PAT Kedelai 2017 Gagal, Pesanggem Merugi

Nganjuk, koranmemo.com – Bulan Pebruari 2018 lalu, 4 wewengkon Bagian Kesatuan Pemangkuan Hutan Perum Perhutani KPH Nganjuk, meliputi BKPH Berbek, Tritik, Wengkal, Tamanan, dan BKPH Bagor, mendapat bantuan perluasan areal penanaman (PAT) kedelai sumber dana dari APBNP 2017.

Ada 1343 hektare luas lahan yang disiapkan oleh Perhutani KPH Nganjuk dalam program ini. Luas lahan itu, dibagi 34 LMDH di 5 BKPH tersebut. Diketahui, program PAT ini melibatkan Perhutani sebagai penyedia lahan, dan Lembaga Masyarakat Desa Hutan (LMDH) sebagai pengelola lahan. Secara teknis LMDH dalam pelaksanaannya dibimbing Dinas Pertanian Kabupaten Nganjuk.

Namun, program itu tidak berjalan mulus seperti rencana. Ada beberapa LMDH menerima utuh, ada juga yang hanya menerima kedelai saja tanpa sarana produksi (saprodi), yakni pupuk dan obat-obatan.

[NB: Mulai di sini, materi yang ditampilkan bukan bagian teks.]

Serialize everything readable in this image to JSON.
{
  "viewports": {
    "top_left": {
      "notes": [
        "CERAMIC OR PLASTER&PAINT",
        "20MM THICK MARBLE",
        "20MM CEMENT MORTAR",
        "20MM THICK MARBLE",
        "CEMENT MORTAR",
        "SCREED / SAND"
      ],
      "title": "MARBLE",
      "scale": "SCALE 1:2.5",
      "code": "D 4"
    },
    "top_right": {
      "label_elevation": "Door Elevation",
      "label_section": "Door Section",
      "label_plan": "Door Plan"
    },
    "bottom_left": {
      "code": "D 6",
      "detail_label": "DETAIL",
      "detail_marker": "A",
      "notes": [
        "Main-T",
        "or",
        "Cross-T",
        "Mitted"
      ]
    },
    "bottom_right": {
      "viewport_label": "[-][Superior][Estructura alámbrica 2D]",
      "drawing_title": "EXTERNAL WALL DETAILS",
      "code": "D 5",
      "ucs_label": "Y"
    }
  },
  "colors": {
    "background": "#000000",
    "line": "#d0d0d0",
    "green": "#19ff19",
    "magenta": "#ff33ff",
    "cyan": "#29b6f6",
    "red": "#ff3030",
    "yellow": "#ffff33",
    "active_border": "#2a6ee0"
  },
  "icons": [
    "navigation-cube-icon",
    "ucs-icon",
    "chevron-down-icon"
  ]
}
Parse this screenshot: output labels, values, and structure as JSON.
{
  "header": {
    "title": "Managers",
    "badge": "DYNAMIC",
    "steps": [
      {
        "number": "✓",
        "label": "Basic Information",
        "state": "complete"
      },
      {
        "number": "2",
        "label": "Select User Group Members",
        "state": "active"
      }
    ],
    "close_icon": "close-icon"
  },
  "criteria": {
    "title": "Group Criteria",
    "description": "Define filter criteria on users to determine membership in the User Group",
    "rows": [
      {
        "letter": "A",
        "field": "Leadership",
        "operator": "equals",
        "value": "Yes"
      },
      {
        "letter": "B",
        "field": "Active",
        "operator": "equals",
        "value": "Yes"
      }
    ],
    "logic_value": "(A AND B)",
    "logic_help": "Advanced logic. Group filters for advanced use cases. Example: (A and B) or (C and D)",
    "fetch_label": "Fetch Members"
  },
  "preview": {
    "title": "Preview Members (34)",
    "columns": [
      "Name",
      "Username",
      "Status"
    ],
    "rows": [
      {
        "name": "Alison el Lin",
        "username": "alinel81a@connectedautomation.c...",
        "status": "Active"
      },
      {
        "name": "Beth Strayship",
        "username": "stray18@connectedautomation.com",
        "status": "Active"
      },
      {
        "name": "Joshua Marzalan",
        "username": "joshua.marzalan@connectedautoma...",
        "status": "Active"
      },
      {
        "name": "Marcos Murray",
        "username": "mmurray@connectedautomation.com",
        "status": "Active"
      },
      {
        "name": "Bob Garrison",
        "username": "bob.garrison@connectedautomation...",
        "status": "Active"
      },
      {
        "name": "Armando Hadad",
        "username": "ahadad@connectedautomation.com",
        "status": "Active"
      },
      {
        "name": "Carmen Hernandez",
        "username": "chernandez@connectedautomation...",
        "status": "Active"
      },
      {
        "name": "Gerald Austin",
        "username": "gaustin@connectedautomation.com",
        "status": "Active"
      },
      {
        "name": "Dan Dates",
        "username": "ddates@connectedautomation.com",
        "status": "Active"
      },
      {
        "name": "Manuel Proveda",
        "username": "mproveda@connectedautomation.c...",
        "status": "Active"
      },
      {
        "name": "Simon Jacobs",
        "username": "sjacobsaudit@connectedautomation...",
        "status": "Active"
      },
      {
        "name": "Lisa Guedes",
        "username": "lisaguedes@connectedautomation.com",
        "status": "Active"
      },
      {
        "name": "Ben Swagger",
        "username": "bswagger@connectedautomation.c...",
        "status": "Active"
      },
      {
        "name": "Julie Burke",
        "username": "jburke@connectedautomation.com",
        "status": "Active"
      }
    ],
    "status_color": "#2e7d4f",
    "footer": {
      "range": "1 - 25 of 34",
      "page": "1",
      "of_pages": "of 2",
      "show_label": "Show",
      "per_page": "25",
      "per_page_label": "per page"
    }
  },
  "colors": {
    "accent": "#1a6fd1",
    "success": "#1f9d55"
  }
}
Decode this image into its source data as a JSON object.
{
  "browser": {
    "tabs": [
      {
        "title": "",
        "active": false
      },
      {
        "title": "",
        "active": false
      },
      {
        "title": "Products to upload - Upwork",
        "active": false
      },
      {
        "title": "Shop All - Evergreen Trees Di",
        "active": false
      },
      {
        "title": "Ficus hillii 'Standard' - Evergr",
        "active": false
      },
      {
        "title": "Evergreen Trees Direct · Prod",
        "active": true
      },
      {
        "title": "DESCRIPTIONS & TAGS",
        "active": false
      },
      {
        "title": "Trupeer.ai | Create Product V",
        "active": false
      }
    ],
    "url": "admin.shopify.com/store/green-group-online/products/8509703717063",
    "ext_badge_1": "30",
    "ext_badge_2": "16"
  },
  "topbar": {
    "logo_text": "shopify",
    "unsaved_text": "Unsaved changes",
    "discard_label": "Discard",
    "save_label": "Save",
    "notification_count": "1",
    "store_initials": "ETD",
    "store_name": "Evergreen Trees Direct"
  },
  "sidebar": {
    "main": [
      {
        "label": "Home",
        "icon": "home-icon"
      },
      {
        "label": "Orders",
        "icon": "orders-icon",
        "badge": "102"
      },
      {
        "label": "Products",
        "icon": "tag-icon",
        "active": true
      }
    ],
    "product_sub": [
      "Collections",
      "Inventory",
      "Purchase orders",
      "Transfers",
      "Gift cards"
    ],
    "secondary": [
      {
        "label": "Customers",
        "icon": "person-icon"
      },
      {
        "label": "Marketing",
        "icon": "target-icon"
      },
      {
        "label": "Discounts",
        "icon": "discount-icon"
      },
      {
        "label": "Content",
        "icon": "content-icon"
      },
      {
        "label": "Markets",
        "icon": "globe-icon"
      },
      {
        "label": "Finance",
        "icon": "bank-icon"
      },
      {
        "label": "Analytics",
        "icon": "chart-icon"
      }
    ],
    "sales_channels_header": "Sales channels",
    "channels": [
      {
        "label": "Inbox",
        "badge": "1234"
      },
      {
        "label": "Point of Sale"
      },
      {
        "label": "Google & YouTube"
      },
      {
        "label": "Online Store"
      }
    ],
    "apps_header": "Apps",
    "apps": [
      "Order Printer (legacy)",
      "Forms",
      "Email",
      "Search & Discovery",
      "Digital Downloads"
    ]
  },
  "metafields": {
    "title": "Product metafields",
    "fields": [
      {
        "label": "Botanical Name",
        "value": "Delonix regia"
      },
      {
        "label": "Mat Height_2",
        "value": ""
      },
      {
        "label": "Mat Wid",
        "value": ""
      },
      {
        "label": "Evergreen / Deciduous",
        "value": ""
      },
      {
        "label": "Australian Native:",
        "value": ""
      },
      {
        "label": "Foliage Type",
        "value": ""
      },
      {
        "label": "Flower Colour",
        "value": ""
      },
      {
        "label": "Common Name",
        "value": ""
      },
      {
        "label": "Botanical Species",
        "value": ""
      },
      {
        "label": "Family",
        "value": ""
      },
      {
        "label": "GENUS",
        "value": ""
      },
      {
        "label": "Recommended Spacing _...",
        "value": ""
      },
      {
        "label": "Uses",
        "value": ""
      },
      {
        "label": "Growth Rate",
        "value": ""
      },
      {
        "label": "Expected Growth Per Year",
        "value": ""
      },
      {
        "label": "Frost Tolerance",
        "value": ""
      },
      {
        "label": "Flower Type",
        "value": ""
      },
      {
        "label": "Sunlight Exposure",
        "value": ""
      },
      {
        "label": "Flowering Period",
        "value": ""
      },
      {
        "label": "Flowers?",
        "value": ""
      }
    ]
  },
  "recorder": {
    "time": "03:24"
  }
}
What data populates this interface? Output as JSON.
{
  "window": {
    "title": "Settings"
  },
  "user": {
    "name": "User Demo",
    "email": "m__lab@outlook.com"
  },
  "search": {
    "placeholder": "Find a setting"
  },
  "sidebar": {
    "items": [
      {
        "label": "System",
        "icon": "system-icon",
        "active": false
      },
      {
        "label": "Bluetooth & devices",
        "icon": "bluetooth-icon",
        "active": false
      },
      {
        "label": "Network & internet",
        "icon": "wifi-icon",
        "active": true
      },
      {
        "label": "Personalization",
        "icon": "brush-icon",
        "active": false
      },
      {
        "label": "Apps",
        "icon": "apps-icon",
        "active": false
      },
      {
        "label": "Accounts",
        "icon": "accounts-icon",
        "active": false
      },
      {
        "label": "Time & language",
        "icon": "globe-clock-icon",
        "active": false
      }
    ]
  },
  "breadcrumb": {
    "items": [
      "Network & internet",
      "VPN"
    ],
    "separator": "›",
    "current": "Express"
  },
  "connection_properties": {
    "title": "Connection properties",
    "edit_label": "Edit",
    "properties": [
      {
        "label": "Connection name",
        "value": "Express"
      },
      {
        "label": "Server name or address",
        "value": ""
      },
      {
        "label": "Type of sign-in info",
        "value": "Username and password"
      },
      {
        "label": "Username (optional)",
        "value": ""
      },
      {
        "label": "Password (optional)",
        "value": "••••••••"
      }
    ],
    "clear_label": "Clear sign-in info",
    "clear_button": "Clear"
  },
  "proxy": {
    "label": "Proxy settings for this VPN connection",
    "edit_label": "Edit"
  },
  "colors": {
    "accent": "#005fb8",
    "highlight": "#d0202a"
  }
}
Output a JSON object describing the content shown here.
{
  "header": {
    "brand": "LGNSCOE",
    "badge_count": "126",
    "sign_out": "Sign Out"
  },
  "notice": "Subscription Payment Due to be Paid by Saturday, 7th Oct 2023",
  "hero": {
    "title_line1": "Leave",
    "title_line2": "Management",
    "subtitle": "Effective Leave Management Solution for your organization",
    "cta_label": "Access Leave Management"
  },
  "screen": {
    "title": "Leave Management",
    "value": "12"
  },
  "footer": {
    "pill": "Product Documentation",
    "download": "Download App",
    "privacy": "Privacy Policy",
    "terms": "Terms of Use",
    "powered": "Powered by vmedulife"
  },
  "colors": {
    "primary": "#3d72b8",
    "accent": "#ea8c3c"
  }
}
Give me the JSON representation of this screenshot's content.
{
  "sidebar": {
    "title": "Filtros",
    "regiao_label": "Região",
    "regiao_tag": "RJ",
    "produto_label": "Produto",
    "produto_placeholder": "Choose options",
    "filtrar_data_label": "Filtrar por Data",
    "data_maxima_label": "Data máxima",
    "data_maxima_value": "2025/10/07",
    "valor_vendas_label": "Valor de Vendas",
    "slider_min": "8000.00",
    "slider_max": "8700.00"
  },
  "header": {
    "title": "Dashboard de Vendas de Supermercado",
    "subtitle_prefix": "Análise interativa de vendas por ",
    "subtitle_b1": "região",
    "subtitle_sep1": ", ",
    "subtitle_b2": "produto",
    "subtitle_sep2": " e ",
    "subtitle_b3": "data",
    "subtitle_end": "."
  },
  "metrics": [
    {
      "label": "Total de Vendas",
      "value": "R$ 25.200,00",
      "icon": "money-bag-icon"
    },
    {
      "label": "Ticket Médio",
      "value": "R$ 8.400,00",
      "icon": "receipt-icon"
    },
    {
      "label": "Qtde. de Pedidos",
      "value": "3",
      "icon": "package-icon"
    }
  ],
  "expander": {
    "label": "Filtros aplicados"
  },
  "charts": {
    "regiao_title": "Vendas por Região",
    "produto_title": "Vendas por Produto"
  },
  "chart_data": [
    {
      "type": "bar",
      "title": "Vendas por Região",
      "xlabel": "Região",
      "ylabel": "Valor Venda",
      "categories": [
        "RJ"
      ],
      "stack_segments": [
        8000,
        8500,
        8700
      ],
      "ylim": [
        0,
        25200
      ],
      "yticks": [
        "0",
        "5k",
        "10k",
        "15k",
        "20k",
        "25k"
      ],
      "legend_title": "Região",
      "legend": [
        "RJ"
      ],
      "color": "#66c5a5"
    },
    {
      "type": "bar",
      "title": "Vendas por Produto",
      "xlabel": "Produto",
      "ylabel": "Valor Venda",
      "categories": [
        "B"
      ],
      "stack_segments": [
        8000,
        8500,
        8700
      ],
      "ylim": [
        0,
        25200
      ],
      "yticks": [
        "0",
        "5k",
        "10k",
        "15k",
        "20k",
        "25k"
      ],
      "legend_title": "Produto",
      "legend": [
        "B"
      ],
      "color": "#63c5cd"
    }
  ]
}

“Luas lahan di LMDH saya 322 hektare dengan 500 pesanggem. Kami terima benih kedelai 50 kilogam, 5 sachet risobiom dan pupuk cair 8 liter perhektare, sesuai dengan RUK (rencana usaha kelompok),” kata M. Arbai Ketua LMDH Sido Makmur Desa Mancon Kecamatan Wilangan, Kamis (10/5).

Arbai mengatakan, pihaknya merasa merugi dengan adanya bantuan ini. Pasalnya, areal tanam di bawah tegakan lahan Perhutani itu hanya mengandalkan air hujan, sehingga terjadi gagal panen di wilayahnya. “Kegagalan itu faktor utamanya pada air hujan dan juga benihnya,” tandasnya.

Ketua LMDH lainnya menambahkan, jika setiap hektarnya, pesanggem menerima transfer dana sebesar Rp 1.385.900. kucuran dana ini langsung masuk pada rekening kelompok kerja (pokja), dan langsung dikirim ke CV pemenang tender dari wilayah Madiun.

“Kabarnya, pemilik CV itu punya kolega kuat di kementrian pertanian, sehingga dia selalu menang tender. Dan CV ini yang mengatur semuanya termasuk penangkar kedelai yang droping,” bebernya.

Disebutkan, di wilayah (wewengkon) BKBH Bagor, ada 8 LMDH yang menerima PAT kedelai, di antaranya LMDH Sumber Makmur, LMDH Mitra Karya, LMDH Sumber Suko, LMDH Sido Makmur.

“Empat LMDH ini sudah sudah menerima benih kedelai berikut pupuk dan obat-obatan, bahkan sudah habis panen, lainnya belum menerima pupuk dan obat, padahal kedelai sudah ditanam,” katanya.

Menurutnya, masih banyak LMDH di wilayah lainnya yang sampai saat ini belum menerima saprodi, sehingga pesanggemnya sendiri yang harus mengupayakannya. “Ini yang saya anggap PAT kedelai gagal dan petani merugi,” tukasnya.

Sementara itu, Plt Kepala Dinas Pertanian Kabupaten Nganjuk, Ir Istanto Winoto MM saat dikonfirmasi melalui ponselnya membenarkan jika banyak LMDH yang tidak menerima pupuk dan obat-obatan sampai sekarang. “Saya sudah kirim surat teguran ke CV-nya, namun hingga kini belum terealisasi,” tegasnya.